Là encore, ceci change profondément la manière dont nous envisageons notre vie. Au lieu de la voir comme soumise à des grands principes moraux, à des passages obligés dans une biographie (trouver un métier, avoir une descendance, transmettre un patrimoine), les événements humains se présentent sous le mode du puzzle solving. La rationalité instrumentale n'est plus simplement une manière idéalisée et formalisée de prendre des décisions, mais c'est la méthode effectivement recommandée pour résoudre les problèmes de nos vies. Et quiconque ne le ferait pas serait profondément stupide de ne pas le faire. Se lancer en toute naïveté dans l'aventure humaine en comptant seulement sur sa débrouillardise, alors que tous les autres font des calculs d'optimisation, c'est se garantir par avance de cuisantes déconvenues.

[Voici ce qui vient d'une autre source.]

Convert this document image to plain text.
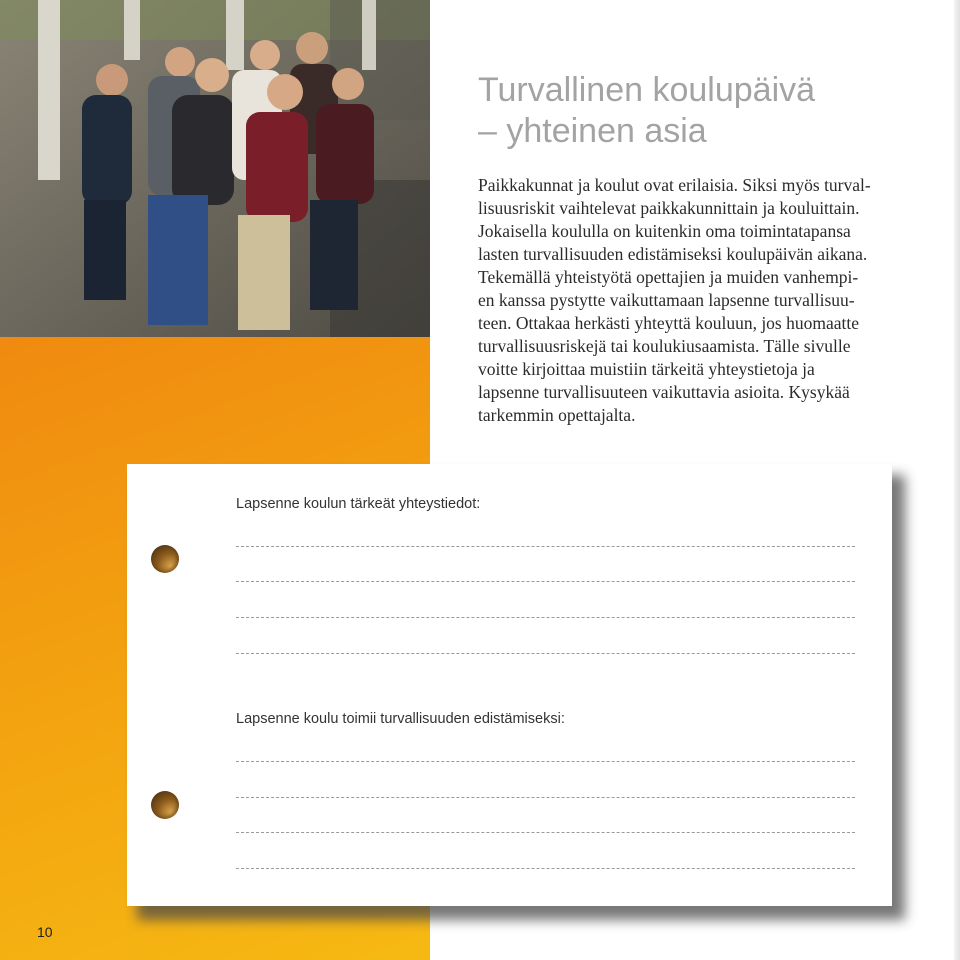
Turvallinen koulupäivä
– yhteinen asia

Paikkakunnat ja koulut ovat erilaisia. Siksi myös turval-
lisuusriskit vaihtelevat paikkakunnittain ja kouluittain.
Jokaisella koululla on kuitenkin oma toimintatapansa
lasten turvallisuuden edistämiseksi koulupäivän aikana.
Tekemällä yhteistyötä opettajien ja muiden vanhempi-
en kanssa pystytte vaikuttamaan lapsenne turvallisuu-
teen. Ottakaa herkästi yhteyttä kouluun, jos huomaatte
turvallisuusriskejä tai koulukiusaamista. Tälle sivulle
voitte kirjoittaa muistiin tärkeitä yhteystietoja ja
lapsenne turvallisuuteen vaikuttavia asioita. Kysykää
tarkemmin opettajalta.

Lapsenne koulun tärkeät yhteystiedot:

Lapsenne koulu toimii turvallisuuden edistämiseksi:

10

Je résume : le désenchantement du monde est 1) l'explication naturaliste des comportements humains. 2) la rationalité instrumentale promue au titre de procédure générale de prise de décision. C'est ainsi que le désenchantement couvre aussi bien le champ théorique que le champ pratique.
J'en conclus d'abord ceci. Malgré ce que suggère l'expression "désenchantement", la modernité ne nous fait pas vraiment perdre quelque chose. Nous ne vivions pas dans un monde enchanté, plein de fées, de muses, d'elfes et de dieux. Personne n'a jamais cru sérieusement pouvoir découvrir des elfes dans les forêts, des fantômes dans des châteaux, ou pouvoir convoquer des esprits en se tenant les mains autour d'une table. Bien au contraire, ce qu'ajoute la modernité, c'est une explication là où nous n'avions pour ainsi dire, rien. Nous ne savions tout simplement rien des comportements humains, et nous découvrons aujourd'hui que de multiples facteurs jouent sur nous, de sorte que des régularités statistiques sont facilement observables. De même dans le champ pratique. Avant, nous n'avions rien. Être courageux dans son travail, sévère avec ses enfants, fidèle avec son conjoint, cela ne dit à peu près rien. On peut bien entendu imiter les autres, mais cela n'aide pas du tout dès que nous sommes confrontés à un problème un tout petit peu spécifique. Au contraire, nous avons maintenant une profusion de méthodes, de techniques, pour résoudre le moindre petit problème de l'existence. Là encore, le désenchantement ne chasse rien, il apporte.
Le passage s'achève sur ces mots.